Em comunicado divulgado hoje, Margaret Chan lembrou que já se passaram 30 anos sobre a convenção para eliminar todas as formas de discriminação contra a mulher.

«Mas em muitos países as mulheres não têm direito a bens pessoais ou a herdar terra», lembrou a responsável da OMS, acrescentando que «exclusão social, mortes por ?honra?, mutilação genital, tráfico, mobilidade restringida, casamentos prematuros e outros» são também exemplos de «negação» dos direitos das mulheres.

Para a responsável, estas situações também aumentam as «doenças e a morte» ao longo da vida das mulheres.

«Não será visível um progresso sustentado até que sejam resolvidas as falhas nos sistemas de Saúde e da sociedade para que as jovens e mulheres tenham acesso igual à informação sobre Saúde e aos seus serviços, bem como à educação, emprego e cargos políticos», argumentou.

Este 8 de Março é, para Margaret Chan, um dia de «celebração e reflexão de como eliminar a discriminação contra mulheres e jovens».

A responsável referiu a recente união de esforços da OMS e cinco parceiros das Nações Unidas para «construir um futuro de igualdade de género e justiça social para raparigas adolescentes».
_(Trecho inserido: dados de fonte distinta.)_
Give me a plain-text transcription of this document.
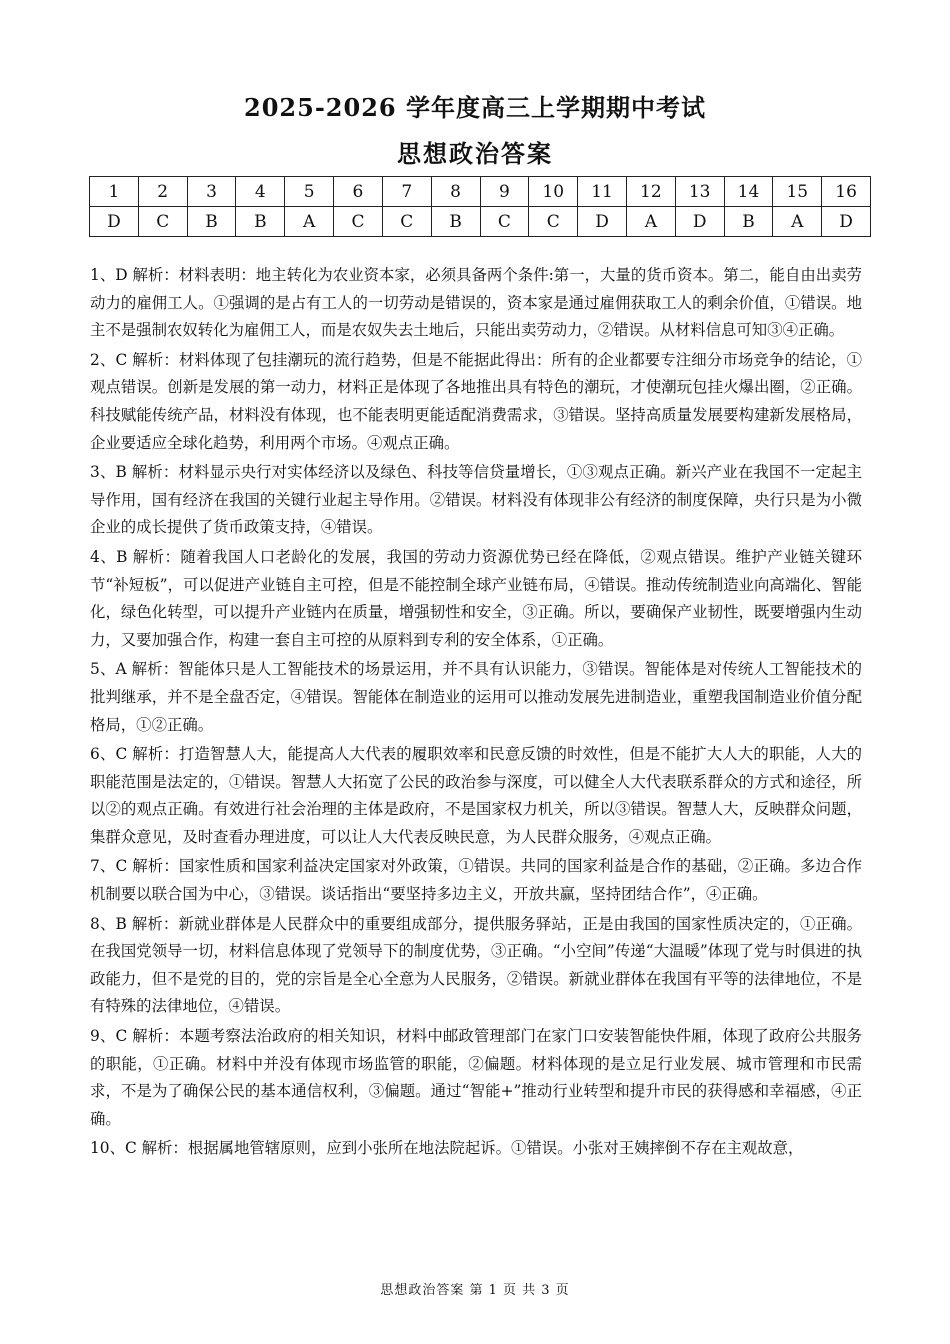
2025-2026 学年度高三上学期期中考试
思想政治答案
1	2	3	4	5	6	7	8	9	10	11	12	13	14	15	16
D	C	B	B	A	C	C	B	C	C	D	A	D	B	A	D

1、D 解析：材料表明：地主转化为农业资本家，必须具备两个条件:第一，大量的货币资本。第二，能自由出卖劳动力的雇佣工人。①强调的是占有工人的一切劳动是错误的，资本家是通过雇佣获取工人的剩余价值，①错误。地主不是强制农奴转化为雇佣工人，而是农奴失去土地后，只能出卖劳动力，②错误。从材料信息可知③④正确。

2、C 解析：材料体现了包挂潮玩的流行趋势，但是不能据此得出：所有的企业都要专注细分市场竞争的结论，①观点错误。创新是发展的第一动力，材料正是体现了各地推出具有特色的潮玩，才使潮玩包挂火爆出圈，②正确。科技赋能传统产品，材料没有体现，也不能表明更能适配消费需求，③错误。坚持高质量发展要构建新发展格局，企业要适应全球化趋势，利用两个市场。④观点正确。

3、B 解析：材料显示央行对实体经济以及绿色、科技等信贷量增长，①③观点正确。新兴产业在我国不一定起主导作用，国有经济在我国的关键行业起主导作用。②错误。材料没有体现非公有经济的制度保障，央行只是为小微企业的成长提供了货币政策支持，④错误。

4、B 解析：随着我国人口老龄化的发展，我国的劳动力资源优势已经在降低，②观点错误。维护产业链关键环节“补短板”，可以促进产业链自主可控，但是不能控制全球产业链布局，④错误。推动传统制造业向高端化、智能化，绿色化转型，可以提升产业链内在质量，增强韧性和安全，③正确。所以，要确保产业韧性，既要增强内生动力，又要加强合作，构建一套自主可控的从原料到专利的安全体系，①正确。

5、A 解析：智能体只是人工智能技术的场景运用，并不具有认识能力，③错误。智能体是对传统人工智能技术的批判继承，并不是全盘否定，④错误。智能体在制造业的运用可以推动发展先进制造业，重塑我国制造业价值分配格局，①②正确。

6、C 解析：打造智慧人大，能提高人大代表的履职效率和民意反馈的时效性，但是不能扩大人大的职能，人大的职能范围是法定的，①错误。智慧人大拓宽了公民的政治参与深度，可以健全人大代表联系群众的方式和途径，所以②的观点正确。有效进行社会治理的主体是政府，不是国家权力机关，所以③错误。智慧人大，反映群众问题，集群众意见，及时查看办理进度，可以让人大代表反映民意，为人民群众服务，④观点正确。

7、C 解析：国家性质和国家利益决定国家对外政策，①错误。共同的国家利益是合作的基础，②正确。多边合作机制要以联合国为中心，③错误。谈话指出“要坚持多边主义，开放共赢，坚持团结合作”，④正确。

8、B 解析：新就业群体是人民群众中的重要组成部分，提供服务驿站，正是由我国的国家性质决定的，①正确。在我国党领导一切，材料信息体现了党领导下的制度优势，③正确。“小空间”传递“大温暖”体现了党与时俱进的执政能力，但不是党的目的，党的宗旨是全心全意为人民服务，②错误。新就业群体在我国有平等的法律地位，不是有特殊的法律地位，④错误。

9、C 解析：本题考察法治政府的相关知识，材料中邮政管理部门在家门口安装智能快件厢，体现了政府公共服务的职能，①正确。材料中并没有体现市场监管的职能，②偏题。材料体现的是立足行业发展、城市管理和市民需求，不是为了确保公民的基本通信权利，③偏题。通过“智能+”推动行业转型和提升市民的获得感和幸福感，④正确。

10、C 解析：根据属地管辖原则，应到小张所在地法院起诉。①错误。小张对王姨摔倒不存在主观故意，

思想政治答案 第 1 页 共 3 页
«Estamos convencidos que adolescentes educadas, saudáveis e formadas podem ajudar a construir um futuro melhor. Elas vão continuar na escola, casar mais tarde, atrasar a maternidade, ter crianças saudáveis e aumentar os rendimentos, que as vão beneficiar, às suas famílias e às suas nações», anteviu.

A dirigente da OMS defendeu que actualmente todos devem «juntar esforços para que a saúde de jovens e mulheres não seja posta em perigo só porque nasceram com o sexo feminino».